Amazon uses its API-first culture dating to the mid-2000s. Thousands of internal APIs are now accessible via MCP servers. AWS is a platinum AAIF member.
Microsoft Foundry reported: "We went from a small set of tools to thousands because MCP let tools from GitHub, Azure, and M365 show up wherever agents run."
Ecosystem statistics
Current metrics as of late 2025:
| Metric | Value |
|---|---|
| Monthly SDK downloads | 97+ million |
| Official registry servers | ~2,000 |
| Third-party indexed servers | 17,000+ |
| MCP clients | 300+ |
| npm dependent projects | 21,000+ |
| Discord contributors | 2,900+ |
| New contributors per week | 100+ |
| Active maintainers | 58 |
| Core/lead maintainers | 9 |
| SEPs processed per quarter | 17 |
The most downloaded servers handle common integrations:
| Server | Downloads |
|---|---|
| GitHub MCP | 889,000 |
| Fetch (Anthropic) | 801,000 |
| Context7 | 590,000 |
| Playwright | 590,000 |
| Filesystem (Anthropic) | 575,000 |
Remote MCP server deployments increased nearly 4x since May 2025. Large organizations invest in centralized server infrastructure rather than local-only deployments.
The hype cycle position
MCP moved through the Gartner Hype Cycle faster than typical infrastructure:
Innovation Trigger (November 2024 – February 2025): Anthropic launched MCP. Early adopters experimented.
Peak of Inflated Expectations (March – July 2025): Approximately 25 builders for every actual user. Many servers became "ghost towns"—built but rarely used.
Trough of Disillusionment (Mid-Late 2025): Organizations encountered real-world constraints. Security gaps, missing governance features, and scalability issues surfaced.
Slope of Enlightenment (Late 2025 – Early 2026): Shift toward practical enterprise adoption. Security hardening, governance features, and production deployment patterns matured.
The protocol reached critical mass faster than expected because multiple AI vendors adopted it simultaneously. More clients meant more value for server builders. More servers attracted more clients.
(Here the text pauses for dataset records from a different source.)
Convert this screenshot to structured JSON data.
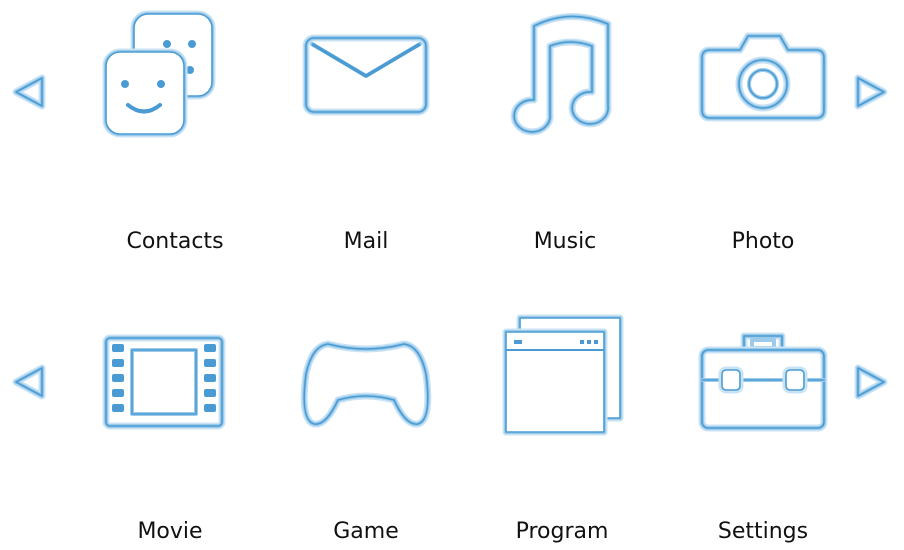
{
  "accent_color": "#4a9bd4",
  "rows": [
    {
      "items": [
        {
          "label": "Contacts",
          "icon": "contacts-icon"
        },
        {
          "label": "Mail",
          "icon": "mail-icon"
        },
        {
          "label": "Music",
          "icon": "music-icon"
        },
        {
          "label": "Photo",
          "icon": "camera-icon"
        }
      ],
      "prev_arrow": "triangle-left-icon",
      "next_arrow": "triangle-right-icon"
    },
    {
      "items": [
        {
          "label": "Movie",
          "icon": "film-icon"
        },
        {
          "label": "Game",
          "icon": "gamepad-icon"
        },
        {
          "label": "Program",
          "icon": "window-icon"
        },
        {
          "label": "Settings",
          "icon": "toolbox-icon"
        }
      ],
      "prev_arrow": "triangle-left-icon",
      "next_arrow": "triangle-right-icon"
    }
  ]
}
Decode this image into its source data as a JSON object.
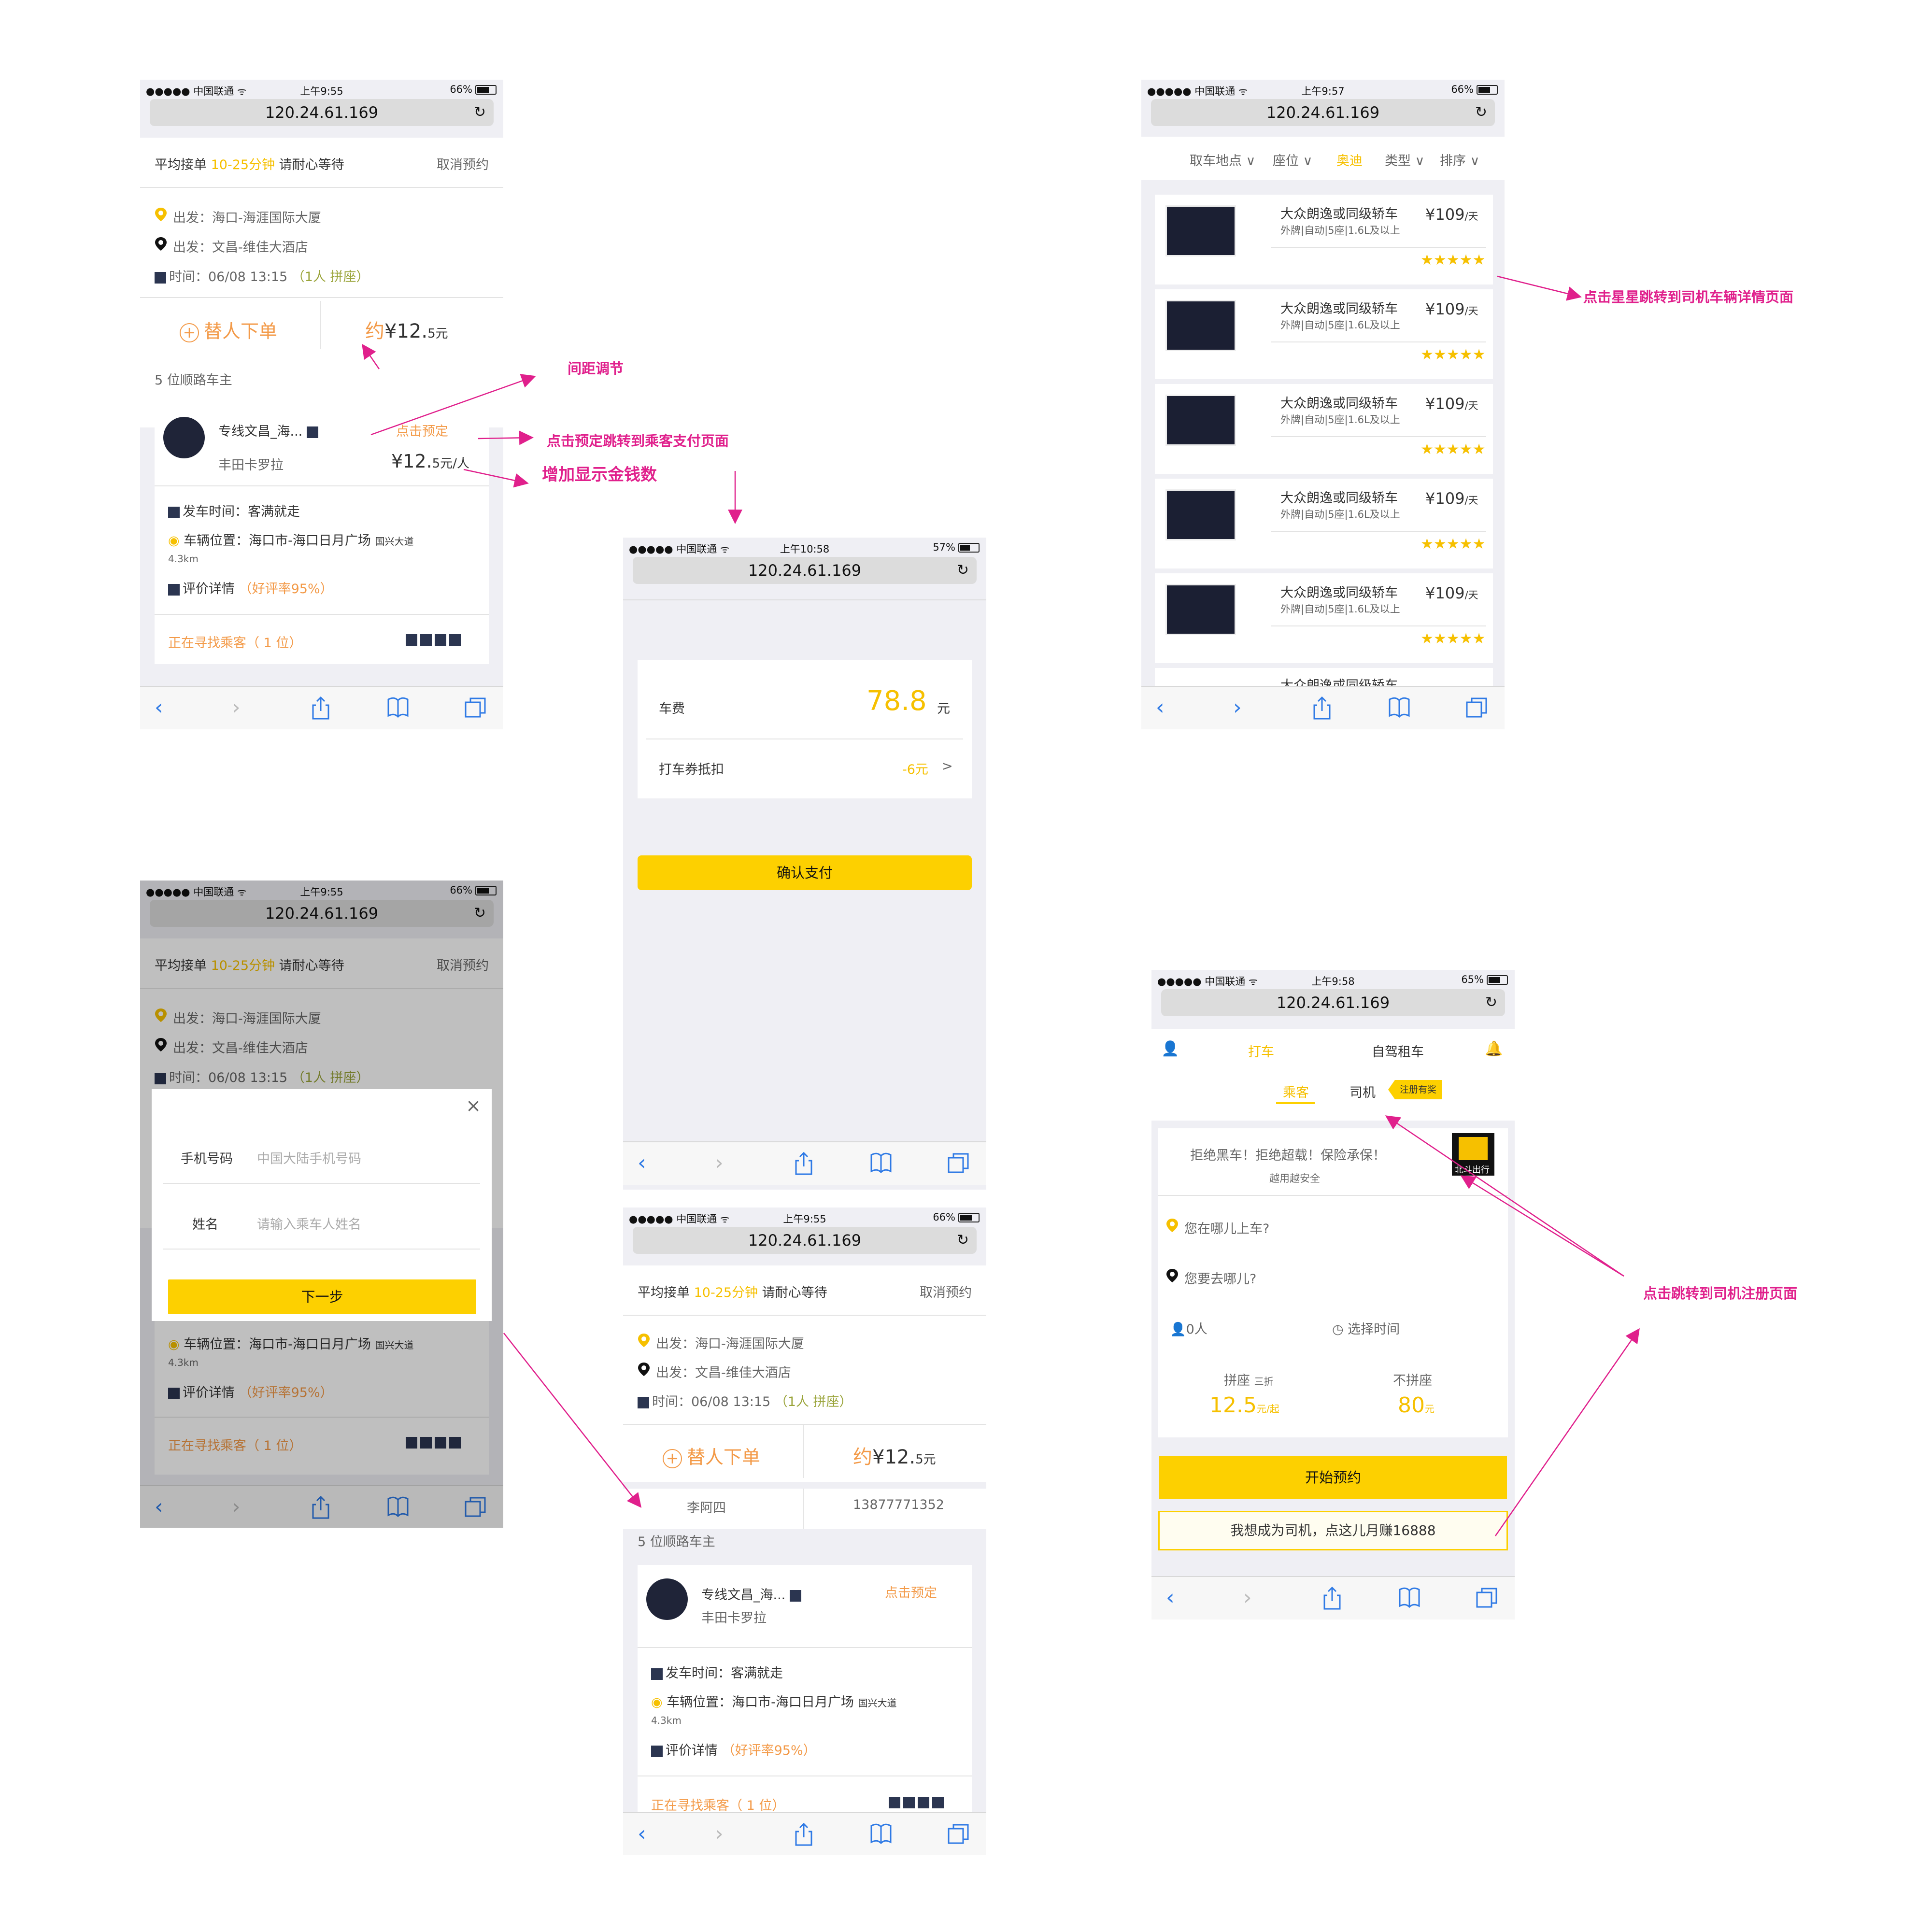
{
  "status_bar": {
    "carrier": "●●●●● 中国联通 ᯤ",
    "time_955": "上午9:55",
    "time_1058": "上午10:58",
    "time_957": "上午9:57",
    "time_958": "上午9:58",
    "battery_66": "66%",
    "battery_57": "57%",
    "battery_65": "65%"
  },
  "browser": {
    "url": "120.24.61.169",
    "reload": "↻"
  },
  "order": {
    "avg_prefix": "平均接单 ",
    "avg_range": "10-25分钟",
    "avg_suffix": " 请耐心等待",
    "cancel": "取消预约",
    "from_label": "出发：",
    "from_value": "海口-海涯国际大厦",
    "to_label": "出发：",
    "to_value": "文昌-维佳大酒店",
    "time_label": "时间：",
    "time_value": "06/08 13:15",
    "seat_note": "（1人 拼座）",
    "proxy_order": "替人下单",
    "price_prefix": "约",
    "price_main": "¥12.",
    "price_tail": "5元",
    "drivers_count": "5 位顺路车主"
  },
  "driver_card": {
    "name": "专线文昌_海...",
    "car": "丰田卡罗拉",
    "book": "点击预定",
    "price_main": "¥12.",
    "price_tail": "5元/人",
    "depart_label": "发车时间：",
    "depart_value": "客满就走",
    "loc_label": "车辆位置：",
    "loc_value": "海口市-海口日月广场",
    "loc_road": "国兴大道",
    "distance": "4.3km",
    "rating_label": "评价详情",
    "rating_value": "（好评率95%）",
    "searching": "正在寻找乘客（ 1 位）"
  },
  "payment": {
    "fare_label": "车费",
    "fare_value": "78.8",
    "fare_unit": "元",
    "coupon_label": "打车券抵扣",
    "coupon_value": "-6元",
    "coupon_arrow": ">",
    "confirm": "确认支付"
  },
  "modal": {
    "close": "×",
    "phone_label": "手机号码",
    "phone_placeholder": "中国大陆手机号码",
    "name_label": "姓名",
    "name_placeholder": "请输入乘车人姓名",
    "next": "下一步"
  },
  "proxy_row": {
    "name": "李阿四",
    "phone": "13877771352"
  },
  "rental": {
    "filters": [
      "取车地点 ∨",
      "座位 ∨",
      "奥迪",
      "类型 ∨",
      "排序 ∨"
    ],
    "items": [
      {
        "title": "大众朗逸或同级轿车",
        "spec": "外牌|自动|5座|1.6L及以上",
        "price": "¥109",
        "unit": "/天",
        "stars": "★★★★★"
      },
      {
        "title": "大众朗逸或同级轿车",
        "spec": "外牌|自动|5座|1.6L及以上",
        "price": "¥109",
        "unit": "/天",
        "stars": "★★★★★"
      },
      {
        "title": "大众朗逸或同级轿车",
        "spec": "外牌|自动|5座|1.6L及以上",
        "price": "¥109",
        "unit": "/天",
        "stars": "★★★★★"
      },
      {
        "title": "大众朗逸或同级轿车",
        "spec": "外牌|自动|5座|1.6L及以上",
        "price": "¥109",
        "unit": "/天",
        "stars": "★★★★★"
      },
      {
        "title": "大众朗逸或同级轿车",
        "spec": "外牌|自动|5座|1.6L及以上",
        "price": "¥109",
        "unit": "/天",
        "stars": "★★★★★"
      }
    ],
    "partial_title": "大众朗逸或同级轿车"
  },
  "home": {
    "tab_taxi": "打车",
    "tab_rent": "自驾租车",
    "sub_passenger": "乘客",
    "sub_driver": "司机",
    "reward_tag": "注册有奖",
    "slogan": "拒绝黑车！拒绝超载！保险承保！",
    "slogan_sub": "越用越安全",
    "logo_text": "北斗出行",
    "where_on": "您在哪儿上车?",
    "where_to": "您要去哪儿?",
    "persons": "0人",
    "choose_time": "选择时间",
    "carpool_label": "拼座",
    "carpool_discount": "三折",
    "carpool_price": "12.5",
    "carpool_unit": "元/起",
    "nocarpool_label": "不拼座",
    "nocarpool_price": "80",
    "nocarpool_unit": "元",
    "start_booking": "开始预约",
    "become_driver": "我想成为司机，点这儿月赚16888"
  },
  "annotations": {
    "spacing": "间距调节",
    "book_to_pay": "点击预定跳转到乘客支付页面",
    "show_amount": "增加显示金钱数",
    "stars_to_detail": "点击星星跳转到司机车辆详情页面",
    "to_driver_reg": "点击跳转到司机注册页面"
  },
  "colors": {
    "accent_yellow": "#fdd000",
    "orange": "#f39a48",
    "annotation": "#e0208c",
    "toolbar_blue": "#2f7ae5"
  }
}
Network effects compounded.
Practical implications
Common integrations—GitHub, PostgreSQL, filesystem access, browser automation—already exist. Check the registry before building custom servers.
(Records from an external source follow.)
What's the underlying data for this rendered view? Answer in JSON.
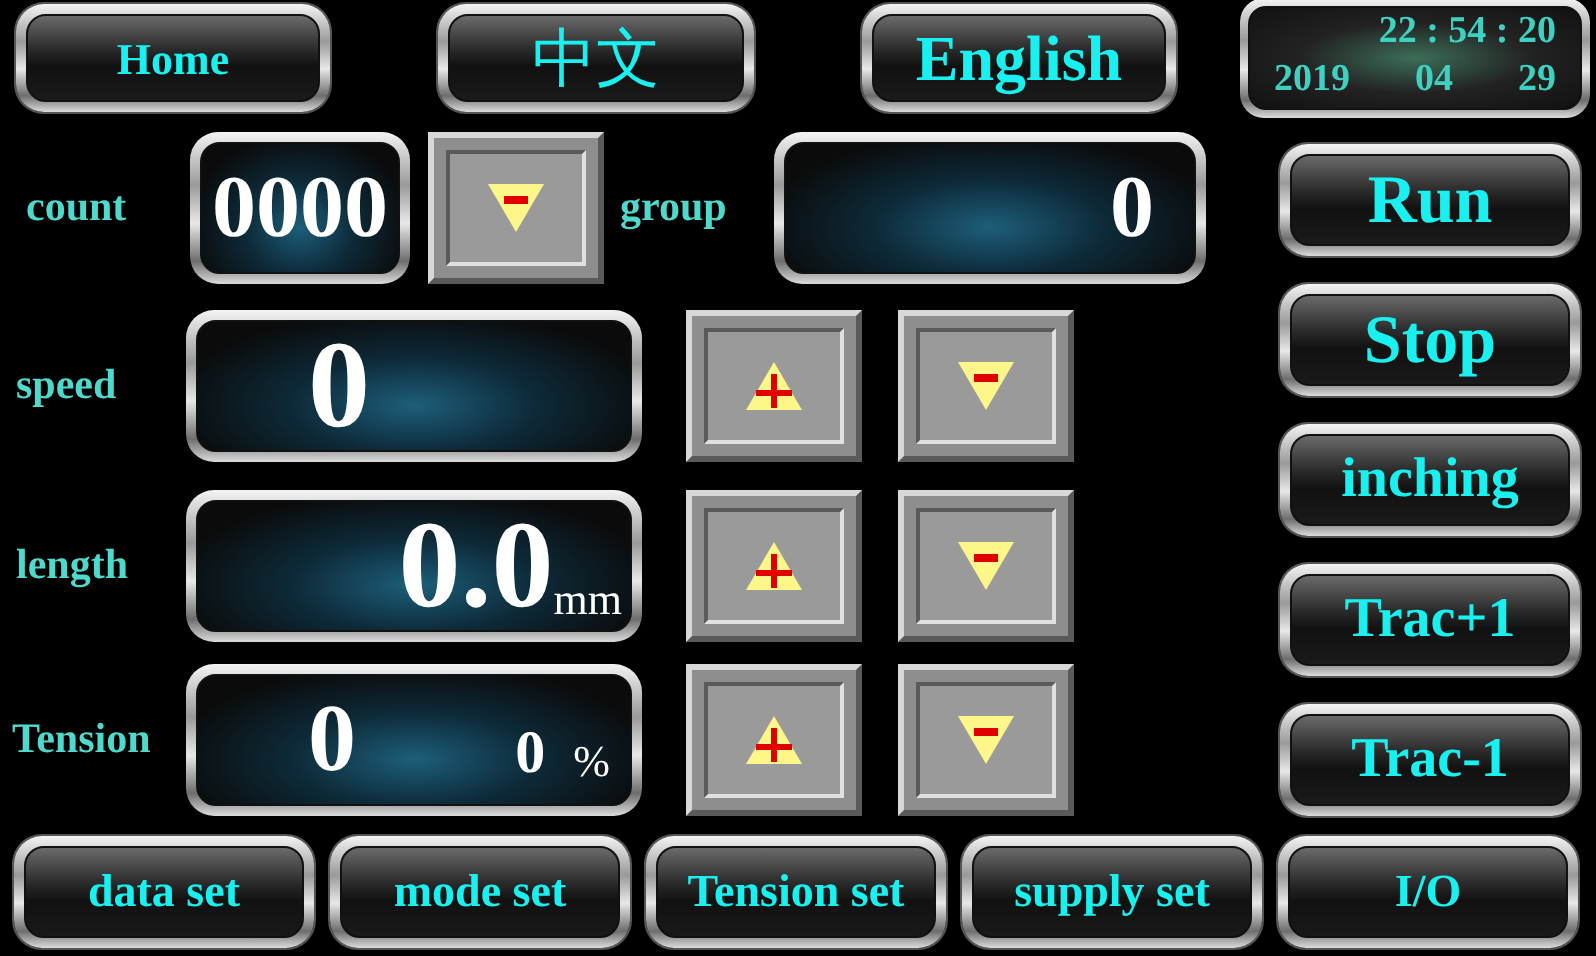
{
  "top_buttons": [
    {
      "label": "Home"
    },
    {
      "label": "中文"
    },
    {
      "label": "English"
    }
  ],
  "clock": {
    "time": "22 : 54 : 20",
    "date": [
      "2019",
      "04",
      "29"
    ]
  },
  "count": {
    "label": "count",
    "value": "0000"
  },
  "group": {
    "label": "group",
    "value": "0"
  },
  "rows": [
    {
      "label": "speed",
      "value": "0"
    },
    {
      "label": "length",
      "value": "0.0",
      "unit": "mm"
    },
    {
      "label": "Tension",
      "value": "0",
      "secondary_value": "0",
      "unit": "%"
    }
  ],
  "side_buttons": [
    "Run",
    "Stop",
    "inching",
    "Trac+1",
    "Trac-1"
  ],
  "bottom_buttons": [
    "data set",
    "mode set",
    "Tension set",
    "supply set",
    "I/O"
  ]
}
Claude Code, Cursor, ChatGPT desktop, and VS Code all work with the same servers. Skills transfer across tools.
The Linux Foundation provides long-term stewardship. The protocol is not going away, and changes follow a transparent process.
Bloomberg, Block, and Amazon have production deployments. Security and compliance patterns have been worked out.
The question has shifted from "whether to use MCP" to "which servers to deploy."